K turns to historical realities, at least as far as he sees them. He points out that between 2003/4 and 2013/14, wages and salaries increased by 69%, the public sector grew by 13.7%, a growth driven by a 26.1% increase in the number of police officers, a 25.8% increase in fire service officers, a 16% increase in doctors and a 10.1% increase in civil servants. Many received promotions, which moved them into higher salary bands over time. “All this,” according to K, “accounts for the nearly 70% increase in wages and salaries in a little over ten years!” Frankly I am not quite sure where he thought he was going with this argument (perhaps he was still wandering in the desert looking for oases) because not many citizens would object to an increase in the number of police officers, fire service officers or doctors.
While pointing out the terrible effects of interest payments on loans – “Interest payments more than doubled between 2004/5 and 2012/13, from $67 million to $137 million, or by about $70 million annually” – he does not shirk from borrowing more.
Food subsidies, presumably introduced to help the poor, were clearly going to be targeted making life even more difficult for the sector of the population that believes most fervently that K is their saviour. Well, at least no one can accuse K of currying favour amongst his voters. In fact, using K’s own figures, it might appear to some that the UWP government actually did more to help the poor feed themselves. “In 2004/5, Government spent about $1 million on subsidies. By 2011/12, this figure reached $29 million.”
Paying back loans is clearly something K does not enjoy doing. “This is further compounded by the fact that we have had to make principal payments on debt as well.”
K addresses the contentious issue of Travel & Subsistence, “a matter that gets lots of attention in the minds of some as an area of great savings.” And states rather tantalizingly, “Last year, $12 million was spent … However, unlike what many believe, international travel accounts, under the passages head, was only $700,000 last year.” That’s all he said, leaving it to his listeners to juggle 12 million and 700,000 in their heads and make them come out as the same amount.
K seems to have realized that it is impossible to save your way out of a recession without increasing income, well maybe, because he goes on to say he is going to make us tighten our belts even more. “We are making reductions, but the impact on our overall deficit will not be sufficient. Later I will make mention of the ways we plan on making further reductions.” It sounds a bit like starving the people but expecting them to work harder for less.
Of course, like all boys, K loves toys. “We are even introducing a vehicle fleet tracking and management system to monitor Government’s fleet and reduce on operating and maintenance.”
I think I am fairly safe in saying that the vehicle fleet tracking system will be as effective as the surveillance cameras at Bordelais and in Castries due to lack of maintenance, lack of monitoring, and deliberate tampering.

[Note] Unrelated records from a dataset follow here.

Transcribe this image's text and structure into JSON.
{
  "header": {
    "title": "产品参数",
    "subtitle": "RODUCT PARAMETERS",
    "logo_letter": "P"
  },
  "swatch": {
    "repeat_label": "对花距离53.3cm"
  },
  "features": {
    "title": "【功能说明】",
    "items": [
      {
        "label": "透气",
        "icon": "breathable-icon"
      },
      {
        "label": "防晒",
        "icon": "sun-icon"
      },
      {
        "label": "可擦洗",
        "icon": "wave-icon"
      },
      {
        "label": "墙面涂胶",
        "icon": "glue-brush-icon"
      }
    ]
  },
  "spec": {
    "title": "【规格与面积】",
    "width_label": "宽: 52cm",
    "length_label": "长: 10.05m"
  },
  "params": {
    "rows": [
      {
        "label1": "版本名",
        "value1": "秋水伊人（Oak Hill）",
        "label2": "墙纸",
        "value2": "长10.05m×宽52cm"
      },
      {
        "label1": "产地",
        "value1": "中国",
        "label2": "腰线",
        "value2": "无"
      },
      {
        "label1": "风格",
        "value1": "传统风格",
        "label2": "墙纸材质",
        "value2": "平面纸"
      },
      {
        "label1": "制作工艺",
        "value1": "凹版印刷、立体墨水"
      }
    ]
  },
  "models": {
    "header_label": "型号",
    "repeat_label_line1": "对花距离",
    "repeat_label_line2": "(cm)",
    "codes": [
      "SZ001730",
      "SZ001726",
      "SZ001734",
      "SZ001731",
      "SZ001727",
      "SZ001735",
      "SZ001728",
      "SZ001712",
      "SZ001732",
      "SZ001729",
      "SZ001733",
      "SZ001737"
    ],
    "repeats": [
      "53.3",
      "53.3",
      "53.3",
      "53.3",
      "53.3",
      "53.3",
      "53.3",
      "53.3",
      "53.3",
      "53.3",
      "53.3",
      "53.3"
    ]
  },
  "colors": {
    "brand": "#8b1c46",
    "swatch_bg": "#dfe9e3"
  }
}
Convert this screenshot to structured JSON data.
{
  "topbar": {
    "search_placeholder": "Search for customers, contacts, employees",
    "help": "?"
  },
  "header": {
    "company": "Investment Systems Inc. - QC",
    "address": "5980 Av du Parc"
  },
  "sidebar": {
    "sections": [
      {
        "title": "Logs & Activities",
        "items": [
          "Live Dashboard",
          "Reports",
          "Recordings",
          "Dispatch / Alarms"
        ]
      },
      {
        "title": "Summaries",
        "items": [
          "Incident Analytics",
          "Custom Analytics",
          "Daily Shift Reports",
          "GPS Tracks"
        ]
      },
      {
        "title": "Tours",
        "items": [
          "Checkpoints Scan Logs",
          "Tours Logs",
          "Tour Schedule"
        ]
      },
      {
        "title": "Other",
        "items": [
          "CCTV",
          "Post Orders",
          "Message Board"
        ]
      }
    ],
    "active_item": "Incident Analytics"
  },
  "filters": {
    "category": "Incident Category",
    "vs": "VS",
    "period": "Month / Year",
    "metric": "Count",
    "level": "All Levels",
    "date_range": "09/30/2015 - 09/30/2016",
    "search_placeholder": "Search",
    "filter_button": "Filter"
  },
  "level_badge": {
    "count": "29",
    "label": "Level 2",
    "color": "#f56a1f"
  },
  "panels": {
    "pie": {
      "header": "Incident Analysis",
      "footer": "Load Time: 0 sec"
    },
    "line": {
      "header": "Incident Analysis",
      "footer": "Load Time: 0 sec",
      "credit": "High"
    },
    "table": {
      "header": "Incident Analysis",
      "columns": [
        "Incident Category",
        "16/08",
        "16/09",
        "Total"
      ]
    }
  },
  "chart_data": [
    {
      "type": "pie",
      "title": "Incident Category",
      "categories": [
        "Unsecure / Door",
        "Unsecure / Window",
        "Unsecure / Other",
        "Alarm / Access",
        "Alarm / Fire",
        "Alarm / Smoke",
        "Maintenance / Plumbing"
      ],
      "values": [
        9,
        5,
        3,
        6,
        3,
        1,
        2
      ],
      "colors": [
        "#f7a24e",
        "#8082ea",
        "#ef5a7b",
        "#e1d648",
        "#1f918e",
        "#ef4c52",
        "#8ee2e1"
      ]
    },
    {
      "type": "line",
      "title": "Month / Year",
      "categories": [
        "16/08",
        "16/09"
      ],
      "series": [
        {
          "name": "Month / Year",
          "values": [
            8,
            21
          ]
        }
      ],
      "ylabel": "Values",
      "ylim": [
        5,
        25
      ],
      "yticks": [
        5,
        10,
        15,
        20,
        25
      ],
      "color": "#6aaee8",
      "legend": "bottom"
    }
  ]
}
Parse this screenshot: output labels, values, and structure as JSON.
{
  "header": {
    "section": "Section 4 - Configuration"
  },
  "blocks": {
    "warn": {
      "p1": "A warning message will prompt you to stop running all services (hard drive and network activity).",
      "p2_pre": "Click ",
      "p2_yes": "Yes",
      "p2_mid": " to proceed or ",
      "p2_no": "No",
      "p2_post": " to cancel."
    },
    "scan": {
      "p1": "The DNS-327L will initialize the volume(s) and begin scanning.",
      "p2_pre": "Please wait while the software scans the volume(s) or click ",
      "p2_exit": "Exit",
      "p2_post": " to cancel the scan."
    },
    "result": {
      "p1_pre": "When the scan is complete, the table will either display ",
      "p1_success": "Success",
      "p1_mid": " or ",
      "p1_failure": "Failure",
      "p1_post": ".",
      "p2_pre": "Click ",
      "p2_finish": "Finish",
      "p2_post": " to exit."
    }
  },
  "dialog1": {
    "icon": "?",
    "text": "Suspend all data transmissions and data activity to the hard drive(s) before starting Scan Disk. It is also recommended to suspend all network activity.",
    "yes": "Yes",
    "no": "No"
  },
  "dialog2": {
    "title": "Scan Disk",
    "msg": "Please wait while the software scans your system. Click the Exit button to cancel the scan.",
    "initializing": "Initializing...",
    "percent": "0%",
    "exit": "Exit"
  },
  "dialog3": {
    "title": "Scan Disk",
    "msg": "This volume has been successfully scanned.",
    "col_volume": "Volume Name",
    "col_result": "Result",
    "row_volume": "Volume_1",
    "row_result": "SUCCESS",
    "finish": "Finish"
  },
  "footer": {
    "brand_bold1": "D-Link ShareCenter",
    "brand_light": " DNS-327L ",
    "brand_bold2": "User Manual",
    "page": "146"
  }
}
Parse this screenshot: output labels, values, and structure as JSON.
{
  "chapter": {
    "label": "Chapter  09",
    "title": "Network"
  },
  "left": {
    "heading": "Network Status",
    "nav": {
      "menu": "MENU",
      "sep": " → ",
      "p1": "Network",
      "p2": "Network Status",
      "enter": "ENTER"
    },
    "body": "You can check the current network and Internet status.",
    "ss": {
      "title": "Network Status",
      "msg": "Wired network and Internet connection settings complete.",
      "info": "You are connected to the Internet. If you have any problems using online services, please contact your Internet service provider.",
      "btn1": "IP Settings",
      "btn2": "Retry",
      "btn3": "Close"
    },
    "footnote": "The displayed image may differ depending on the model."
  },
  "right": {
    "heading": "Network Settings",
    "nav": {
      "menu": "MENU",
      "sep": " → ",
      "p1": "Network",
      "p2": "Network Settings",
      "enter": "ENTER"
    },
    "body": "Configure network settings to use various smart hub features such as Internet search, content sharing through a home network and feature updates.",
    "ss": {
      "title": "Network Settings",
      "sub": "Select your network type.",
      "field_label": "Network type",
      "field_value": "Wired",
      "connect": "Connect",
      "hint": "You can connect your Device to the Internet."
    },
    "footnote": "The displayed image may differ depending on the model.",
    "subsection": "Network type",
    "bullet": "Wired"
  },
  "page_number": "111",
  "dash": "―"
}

Let me end today’s segment by quoting K once again. “Saint Lucia has a spending problem. It would be nice to believe that we can simply go out there and make more money immediately, but making more money will mean gaining new skills, becoming more marketable, finding more jobs. We cannot do this overnight. Our first step must be to cut back on expenditure. We have to become thrifty and reduce our expenditure until such time that we can do better.”
Clearly three years in office again have brought home some sense of reality. K started his term by lecturing parliamentarians on the need to rebuild confidence in the state, to act responsibly, to pay debts, to protect the rule of law, to ensure that revenues are spent wisely, and to promote investor confidence. He went on to say that he had signed a social contract that he must deliver, one that will “give pride to the people, give surety to the investor, give freedom of mind and energy to the youth, and give a level of trust to all, residents and non residents.”
Well, three years on, he has yet to deliver.